And seemingly it works.

He claimed that independent testing of Epic’s cleaned water shows it meets US Federal standards for drinking water and often exceeds them.

Cleaned water was passed to Devil’s Canyon Brewing Co in San Carlos California, which produced the Epic OneWater Brew.

As it stands, strict Federal and individual US state laws mean that Epic and Devil’s Canyon are prohibited from selling their Epic OneWater beer.

But they have been giving away samples to test public reaction to the technology – and so far it has been positive.

Changes in the law to allow the brew to be made for sale may be some way away, but already recycled water is permitted in taps in Texas and Arizona.

California, Colorado and Florida are formulating regulations about turning recycled sewage water into something suitable for public consumption.

And as Tartakovsky told his CNBC interviewer “using recycled water for drinking or potable use is quite common, but typically it is done on a municipal level.

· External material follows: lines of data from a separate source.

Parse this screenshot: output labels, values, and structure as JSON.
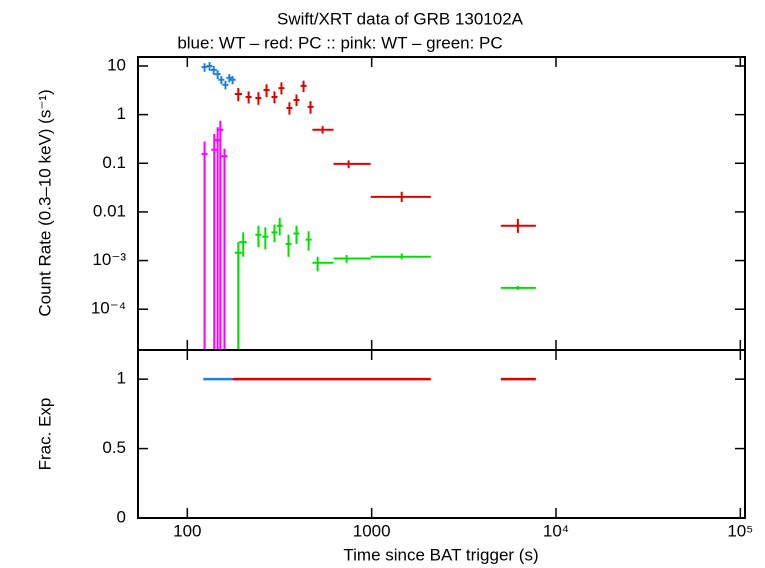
{
  "chart_data": [
    {
      "type": "scatter",
      "title": "Swift/XRT data of GRB 130102A",
      "subtitle": "blue: WT  – red: PC  :: pink: WT  – green: PC",
      "ylabel": "Count Rate (0.3–10 keV) (s⁻¹)",
      "xlog": true,
      "ylog": true,
      "xlim": [
        54,
        106000
      ],
      "ylim": [
        1.45e-05,
        15.3
      ],
      "yticks": [
        10,
        1,
        0.1,
        0.01,
        {
          "value": 0.001,
          "label": "10⁻³"
        },
        {
          "value": 0.0001,
          "label": "10⁻⁴"
        }
      ],
      "series": [
        {
          "color": "#1e7fe0",
          "x": [
            124,
            132,
            139,
            146,
            153,
            161,
            169,
            176
          ],
          "values": [
            9.5,
            10,
            8.3,
            6.8,
            5.2,
            4.1,
            5.7,
            5.2
          ],
          "y_low": [
            7.6,
            8,
            6.6,
            5.4,
            4.2,
            3.3,
            4.6,
            4.2
          ],
          "y_high": [
            11.4,
            12,
            10,
            8.2,
            6.2,
            4.9,
            6.8,
            6.2
          ]
        },
        {
          "color": "#e00000",
          "x": [
            189,
            215,
            243,
            269,
            297,
            324,
            358,
            391,
            427,
            466,
            542,
            750,
            1455,
            6210
          ],
          "x_low": [
            181,
            207,
            234,
            260,
            288,
            314,
            347,
            379,
            414,
            452,
            477,
            621,
            988,
            5020
          ],
          "x_high": [
            198,
            223,
            252,
            278,
            306,
            334,
            369,
            403,
            440,
            480,
            621,
            988,
            2094,
            7780
          ],
          "values": [
            2.66,
            2.31,
            2.2,
            3.2,
            2.3,
            3.5,
            1.37,
            2.0,
            3.9,
            1.44,
            0.49,
            0.097,
            0.0204,
            0.0052
          ],
          "y_low": [
            1.9,
            1.7,
            1.6,
            2.3,
            1.7,
            2.6,
            1.0,
            1.5,
            2.9,
            1.05,
            0.41,
            0.079,
            0.016,
            0.0037
          ],
          "y_high": [
            3.5,
            3.0,
            2.9,
            4.2,
            3.0,
            4.6,
            1.8,
            2.6,
            5.0,
            1.9,
            0.58,
            0.115,
            0.026,
            0.0072
          ]
        },
        {
          "color": "#ff00ff",
          "x": [
            124,
            140,
            146,
            151,
            159
          ],
          "values": [
            0.156,
            0.19,
            0.3,
            0.49,
            0.14
          ],
          "y_low": [
            1e-05,
            1e-05,
            1e-05,
            1e-05,
            1e-05
          ],
          "y_high": [
            0.28,
            0.4,
            0.55,
            0.75,
            0.2
          ]
        },
        {
          "color": "#00e000",
          "x": [
            189,
            201,
            243,
            265,
            297,
            317,
            354,
            391,
            455,
            509,
            731,
            1455,
            6210
          ],
          "x_low": [
            181,
            191,
            234,
            256,
            288,
            307,
            343,
            379,
            441,
            477,
            621,
            988,
            5020
          ],
          "x_high": [
            198,
            210,
            252,
            274,
            306,
            327,
            365,
            403,
            469,
            621,
            988,
            2094,
            7780
          ],
          "values": [
            0.00145,
            0.0024,
            0.0034,
            0.0031,
            0.0038,
            0.0052,
            0.0022,
            0.0036,
            0.0027,
            0.0009,
            0.0011,
            0.0012,
            0.000275
          ],
          "y_low": [
            1e-05,
            0.0012,
            0.0019,
            0.0017,
            0.0024,
            0.0033,
            0.0012,
            0.0022,
            0.0016,
            0.0006,
            0.0009,
            0.00105,
            0.00025
          ],
          "y_high": [
            0.0024,
            0.0038,
            0.0052,
            0.0048,
            0.0055,
            0.0075,
            0.0034,
            0.0052,
            0.004,
            0.0012,
            0.0013,
            0.0014,
            0.0003
          ]
        }
      ]
    },
    {
      "type": "scatter",
      "ylabel": "Frac. Exp",
      "xlabel": "Time since BAT trigger (s)",
      "xlog": true,
      "ylog": false,
      "xlim": [
        54,
        106000
      ],
      "ylim": [
        0,
        1.21
      ],
      "xticks": [
        100,
        1000,
        {
          "value": 10000,
          "label": "10⁴"
        },
        {
          "value": 100000,
          "label": "10⁵"
        }
      ],
      "yticks": [
        1,
        0.5,
        0
      ],
      "series": [
        {
          "color": "#1e7fe0",
          "x_low": [
            122
          ],
          "x_high": [
            176
          ],
          "values": [
            1
          ]
        },
        {
          "color": "#e00000",
          "x_low": [
            176,
            5020
          ],
          "x_high": [
            2094,
            7780
          ],
          "values": [
            1,
            1
          ]
        }
      ]
    }
  ]
}
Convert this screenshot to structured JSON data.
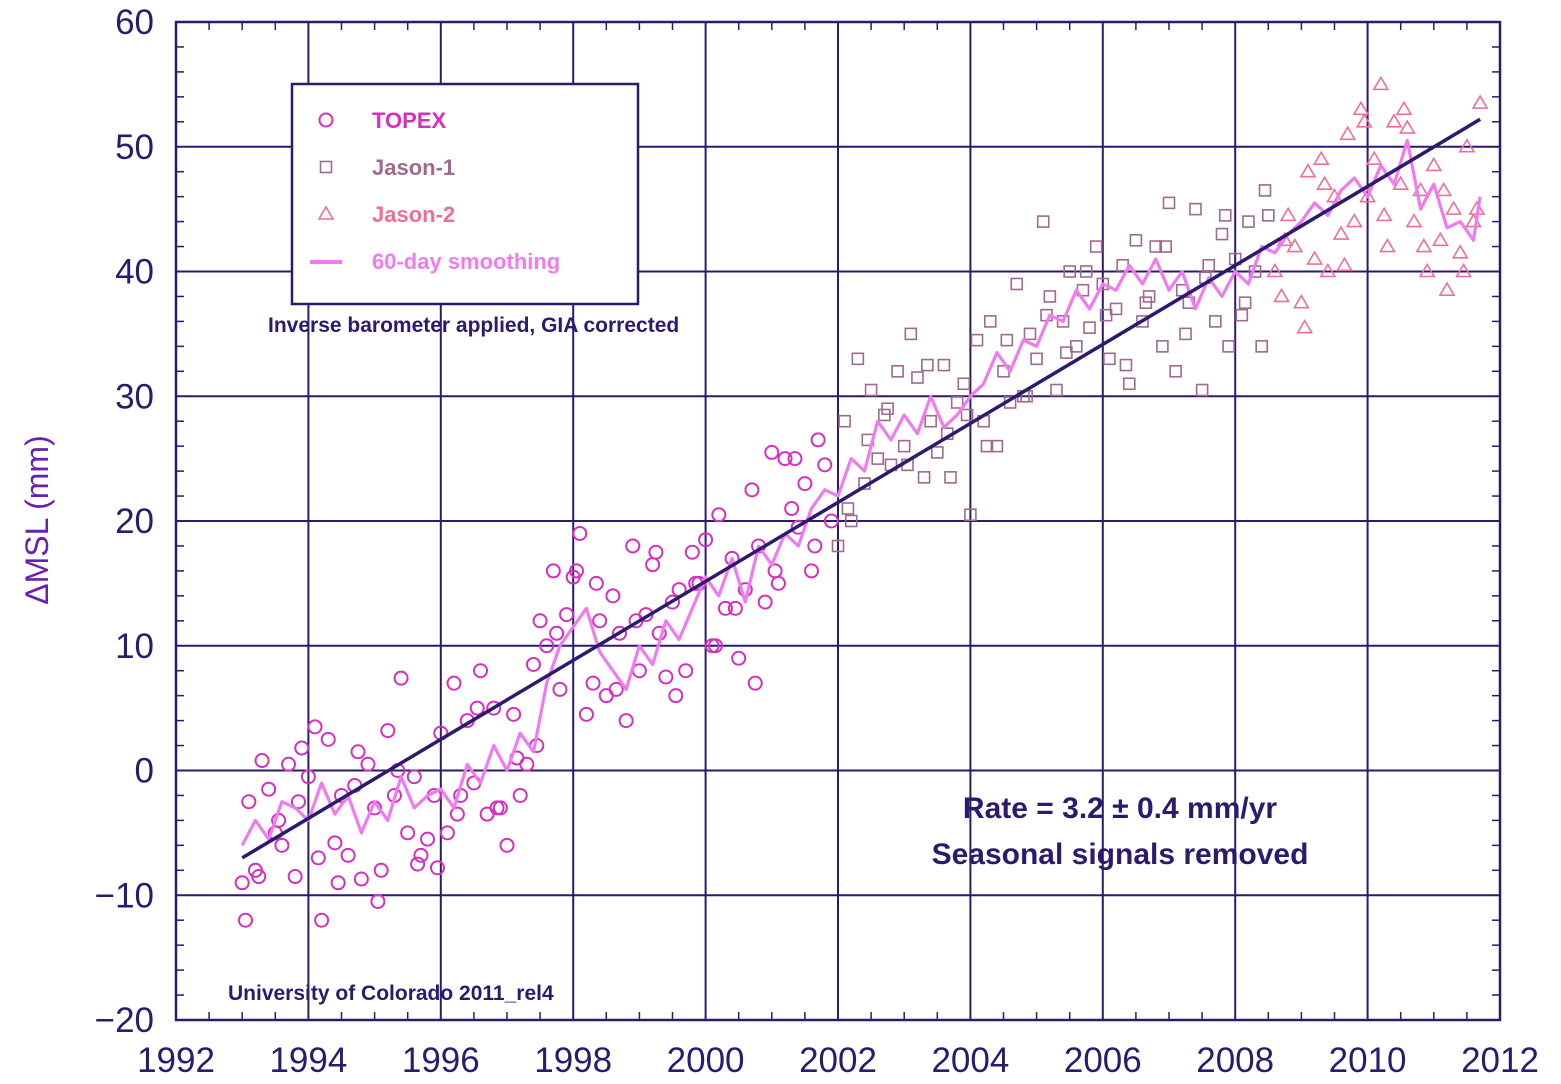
{
  "chart_data": {
    "type": "scatter",
    "xlabel": "",
    "ylabel": "ΔMSL (mm)",
    "xlim": [
      1992,
      2012
    ],
    "ylim": [
      -20,
      60
    ],
    "xticks": [
      "1992",
      "1994",
      "1996",
      "1998",
      "2000",
      "2002",
      "2004",
      "2006",
      "2008",
      "2010",
      "2012"
    ],
    "yticks": [
      "−20",
      "−10",
      "0",
      "10",
      "20",
      "30",
      "40",
      "50",
      "60"
    ],
    "grid": true,
    "legend_position": "top-left",
    "legend": [
      {
        "label": "TOPEX",
        "marker": "circle",
        "color": "#d62fbf"
      },
      {
        "label": "Jason-1",
        "marker": "square",
        "color": "#a0698f"
      },
      {
        "label": "Jason-2",
        "marker": "triangle",
        "color": "#f06e96"
      },
      {
        "label": "60-day smoothing",
        "marker": "line",
        "color": "#f07af0"
      }
    ],
    "annotations": {
      "ib_note": "Inverse barometer applied, GIA corrected",
      "rate": "Rate = 3.2 ± 0.4 mm/yr",
      "seasonal": "Seasonal signals removed",
      "source": "University of Colorado 2011_rel4"
    },
    "trend_line": {
      "x": [
        1993.0,
        2011.7
      ],
      "y": [
        -7.0,
        52.2
      ],
      "color": "#2b1a6e"
    },
    "series": [
      {
        "name": "TOPEX",
        "marker": "circle",
        "color": "#d62fbf",
        "x": [
          1993.0,
          1993.1,
          1993.2,
          1993.3,
          1993.4,
          1993.5,
          1993.6,
          1993.7,
          1993.8,
          1993.9,
          1994.0,
          1994.1,
          1994.2,
          1994.3,
          1994.4,
          1994.5,
          1994.6,
          1994.7,
          1994.8,
          1994.9,
          1995.0,
          1995.1,
          1995.2,
          1995.3,
          1995.4,
          1995.5,
          1995.6,
          1995.7,
          1995.8,
          1995.9,
          1996.0,
          1996.1,
          1996.2,
          1996.3,
          1996.4,
          1996.5,
          1996.6,
          1996.7,
          1996.8,
          1996.9,
          1997.0,
          1997.1,
          1997.2,
          1997.3,
          1997.4,
          1997.5,
          1997.6,
          1997.7,
          1997.8,
          1997.9,
          1998.0,
          1998.1,
          1998.2,
          1998.3,
          1998.4,
          1998.5,
          1998.6,
          1998.7,
          1998.8,
          1998.9,
          1999.0,
          1999.1,
          1999.2,
          1999.3,
          1999.4,
          1999.5,
          1999.6,
          1999.7,
          1999.8,
          1999.9,
          2000.0,
          2000.1,
          2000.2,
          2000.3,
          2000.4,
          2000.5,
          2000.6,
          2000.7,
          2000.8,
          2000.9,
          2001.0,
          2001.1,
          2001.2,
          2001.3,
          2001.4,
          2001.5,
          2001.6,
          2001.7,
          2001.8,
          2001.9,
          1993.05,
          1993.25,
          1993.55,
          1993.85,
          1994.15,
          1994.45,
          1994.75,
          1995.05,
          1995.35,
          1995.65,
          1995.95,
          1996.25,
          1996.55,
          1996.85,
          1997.15,
          1997.45,
          1997.75,
          1998.05,
          1998.35,
          1998.65,
          1998.95,
          1999.25,
          1999.55,
          1999.85,
          2000.15,
          2000.45,
          2000.75,
          2001.05,
          2001.35,
          2001.65
        ],
        "y": [
          -9.0,
          -2.5,
          -8.0,
          0.8,
          -1.5,
          -5.0,
          -6.0,
          0.5,
          -8.5,
          1.8,
          -0.5,
          3.5,
          -12.0,
          2.5,
          -5.8,
          -2.0,
          -6.8,
          -1.2,
          -8.7,
          0.5,
          -3.0,
          -8.0,
          3.2,
          -2.0,
          7.4,
          -5.0,
          -0.5,
          -6.8,
          -5.5,
          -2.0,
          3.0,
          -5.0,
          7.0,
          -2.0,
          4.0,
          -1.0,
          8.0,
          -3.5,
          5.0,
          -3.0,
          -6.0,
          4.5,
          -2.0,
          0.5,
          8.5,
          12.0,
          10.0,
          16.0,
          6.5,
          12.5,
          15.5,
          19.0,
          4.5,
          7.0,
          12.0,
          6.0,
          14.0,
          11.0,
          4.0,
          18.0,
          8.0,
          12.5,
          16.5,
          11.0,
          7.5,
          13.5,
          14.5,
          8.0,
          17.5,
          15.0,
          18.5,
          10.0,
          20.5,
          13.0,
          17.0,
          9.0,
          14.5,
          22.5,
          18.0,
          13.5,
          25.5,
          15.0,
          25.0,
          21.0,
          19.5,
          23.0,
          16.0,
          26.5,
          24.5,
          20.0,
          -12.0,
          -8.5,
          -4.0,
          -2.5,
          -7.0,
          -9.0,
          1.5,
          -10.5,
          0.0,
          -7.5,
          -7.8,
          -3.5,
          5.0,
          -3.0,
          1.0,
          2.0,
          11.0,
          16.0,
          15.0,
          6.5,
          12.0,
          17.5,
          6.0,
          15.0,
          10.0,
          13.0,
          7.0,
          16.0,
          25.0,
          18.0
        ]
      },
      {
        "name": "Jason-1",
        "marker": "square",
        "color": "#a0698f",
        "x": [
          2002.0,
          2002.1,
          2002.2,
          2002.3,
          2002.4,
          2002.5,
          2002.6,
          2002.7,
          2002.8,
          2002.9,
          2003.0,
          2003.1,
          2003.2,
          2003.3,
          2003.4,
          2003.5,
          2003.6,
          2003.7,
          2003.8,
          2003.9,
          2004.0,
          2004.1,
          2004.2,
          2004.3,
          2004.4,
          2004.5,
          2004.6,
          2004.7,
          2004.8,
          2004.9,
          2005.0,
          2005.1,
          2005.2,
          2005.3,
          2005.4,
          2005.5,
          2005.6,
          2005.7,
          2005.8,
          2005.9,
          2006.0,
          2006.1,
          2006.2,
          2006.3,
          2006.4,
          2006.5,
          2006.6,
          2006.7,
          2006.8,
          2006.9,
          2007.0,
          2007.1,
          2007.2,
          2007.3,
          2007.4,
          2007.5,
          2007.6,
          2007.7,
          2007.8,
          2007.9,
          2008.0,
          2008.1,
          2008.2,
          2008.3,
          2008.4,
          2008.5,
          2002.15,
          2002.45,
          2002.75,
          2003.05,
          2003.35,
          2003.65,
          2003.95,
          2004.25,
          2004.55,
          2004.85,
          2005.15,
          2005.45,
          2005.75,
          2006.05,
          2006.35,
          2006.65,
          2006.95,
          2007.25,
          2007.55,
          2007.85,
          2008.15,
          2008.45
        ],
        "y": [
          18.0,
          28.0,
          20.0,
          33.0,
          23.0,
          30.5,
          25.0,
          28.5,
          24.5,
          32.0,
          26.0,
          35.0,
          31.5,
          23.5,
          28.0,
          25.5,
          32.5,
          23.5,
          29.5,
          31.0,
          20.5,
          34.5,
          28.0,
          36.0,
          26.0,
          32.0,
          29.5,
          39.0,
          30.0,
          35.0,
          33.0,
          44.0,
          38.0,
          30.5,
          36.0,
          40.0,
          34.0,
          38.5,
          35.5,
          42.0,
          39.0,
          33.0,
          37.0,
          40.5,
          31.0,
          42.5,
          36.0,
          38.0,
          42.0,
          34.0,
          45.5,
          32.0,
          38.5,
          37.5,
          45.0,
          30.5,
          40.5,
          36.0,
          43.0,
          34.0,
          41.0,
          36.5,
          44.0,
          40.0,
          34.0,
          44.5,
          21.0,
          26.5,
          29.0,
          24.5,
          32.5,
          27.0,
          28.5,
          26.0,
          34.5,
          30.0,
          36.5,
          33.5,
          40.0,
          36.5,
          32.5,
          37.5,
          42.0,
          35.0,
          39.5,
          44.5,
          37.5,
          46.5
        ]
      },
      {
        "name": "Jason-2",
        "marker": "triangle",
        "color": "#f06e96",
        "x": [
          2008.6,
          2008.7,
          2008.8,
          2008.9,
          2009.0,
          2009.1,
          2009.2,
          2009.3,
          2009.4,
          2009.5,
          2009.6,
          2009.7,
          2009.8,
          2009.9,
          2010.0,
          2010.1,
          2010.2,
          2010.3,
          2010.4,
          2010.5,
          2010.6,
          2010.7,
          2010.8,
          2010.9,
          2011.0,
          2011.1,
          2011.2,
          2011.3,
          2011.4,
          2011.5,
          2011.6,
          2011.7,
          2008.75,
          2009.05,
          2009.35,
          2009.65,
          2009.95,
          2010.25,
          2010.55,
          2010.85,
          2011.15,
          2011.45,
          2011.65
        ],
        "y": [
          40.0,
          38.0,
          44.5,
          42.0,
          37.5,
          48.0,
          41.0,
          49.0,
          40.0,
          46.0,
          43.0,
          51.0,
          44.0,
          53.0,
          46.0,
          49.0,
          55.0,
          42.0,
          52.0,
          47.0,
          51.5,
          44.0,
          46.5,
          40.0,
          48.5,
          42.5,
          38.5,
          45.0,
          41.5,
          50.0,
          44.0,
          53.5,
          42.5,
          35.5,
          47.0,
          40.5,
          52.0,
          44.5,
          53.0,
          42.0,
          46.5,
          40.0,
          45.0
        ]
      },
      {
        "name": "60-day smoothing",
        "marker": "line",
        "color": "#f07af0",
        "x": [
          1993.0,
          1993.2,
          1993.4,
          1993.6,
          1993.8,
          1994.0,
          1994.2,
          1994.4,
          1994.6,
          1994.8,
          1995.0,
          1995.2,
          1995.4,
          1995.6,
          1995.8,
          1996.0,
          1996.2,
          1996.4,
          1996.6,
          1996.8,
          1997.0,
          1997.2,
          1997.4,
          1997.6,
          1997.8,
          1998.0,
          1998.2,
          1998.4,
          1998.6,
          1998.8,
          1999.0,
          1999.2,
          1999.4,
          1999.6,
          1999.8,
          2000.0,
          2000.2,
          2000.4,
          2000.6,
          2000.8,
          2001.0,
          2001.2,
          2001.4,
          2001.6,
          2001.8,
          2002.0,
          2002.2,
          2002.4,
          2002.6,
          2002.8,
          2003.0,
          2003.2,
          2003.4,
          2003.6,
          2003.8,
          2004.0,
          2004.2,
          2004.4,
          2004.6,
          2004.8,
          2005.0,
          2005.2,
          2005.4,
          2005.6,
          2005.8,
          2006.0,
          2006.2,
          2006.4,
          2006.6,
          2006.8,
          2007.0,
          2007.2,
          2007.4,
          2007.6,
          2007.8,
          2008.0,
          2008.2,
          2008.4,
          2008.6,
          2008.8,
          2009.0,
          2009.2,
          2009.4,
          2009.6,
          2009.8,
          2010.0,
          2010.2,
          2010.4,
          2010.6,
          2010.8,
          2011.0,
          2011.2,
          2011.4,
          2011.6,
          2011.7
        ],
        "y": [
          -6.0,
          -4.0,
          -5.5,
          -2.5,
          -3.0,
          -4.0,
          -1.0,
          -3.5,
          -2.0,
          -5.0,
          -2.5,
          -4.0,
          -0.5,
          -3.0,
          -2.0,
          -1.5,
          -3.0,
          0.5,
          -1.0,
          2.0,
          0.0,
          3.0,
          1.5,
          7.0,
          10.0,
          11.5,
          13.0,
          9.5,
          8.0,
          6.5,
          10.0,
          8.5,
          12.0,
          10.5,
          13.0,
          15.5,
          14.0,
          17.0,
          13.5,
          18.0,
          16.5,
          19.0,
          18.0,
          21.0,
          22.5,
          22.0,
          25.0,
          24.0,
          28.0,
          26.5,
          28.5,
          27.0,
          30.0,
          27.5,
          28.5,
          30.0,
          31.0,
          33.5,
          32.0,
          34.5,
          34.0,
          36.5,
          36.0,
          38.5,
          37.0,
          39.0,
          38.5,
          40.5,
          39.0,
          41.0,
          38.5,
          40.0,
          37.0,
          39.5,
          38.0,
          40.0,
          39.0,
          42.0,
          41.5,
          43.0,
          44.0,
          45.5,
          44.5,
          46.5,
          47.5,
          46.0,
          48.5,
          47.0,
          50.5,
          45.0,
          47.0,
          43.5,
          44.0,
          42.5,
          46.0
        ]
      }
    ]
  }
}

So he is hopeful that Epic’s system will be permitted on a commercial basis.

The economics of it and its scalability are under wraps but if they are workable Gates and his proteges could be on to a system as revolutionary to drinks production as Microsoft’s Windows was to personal computing.

In May, the drinks business reported that Fox City Brewing Company, based in Georgia, had sold out of one of its beers that was made from treated sewage water.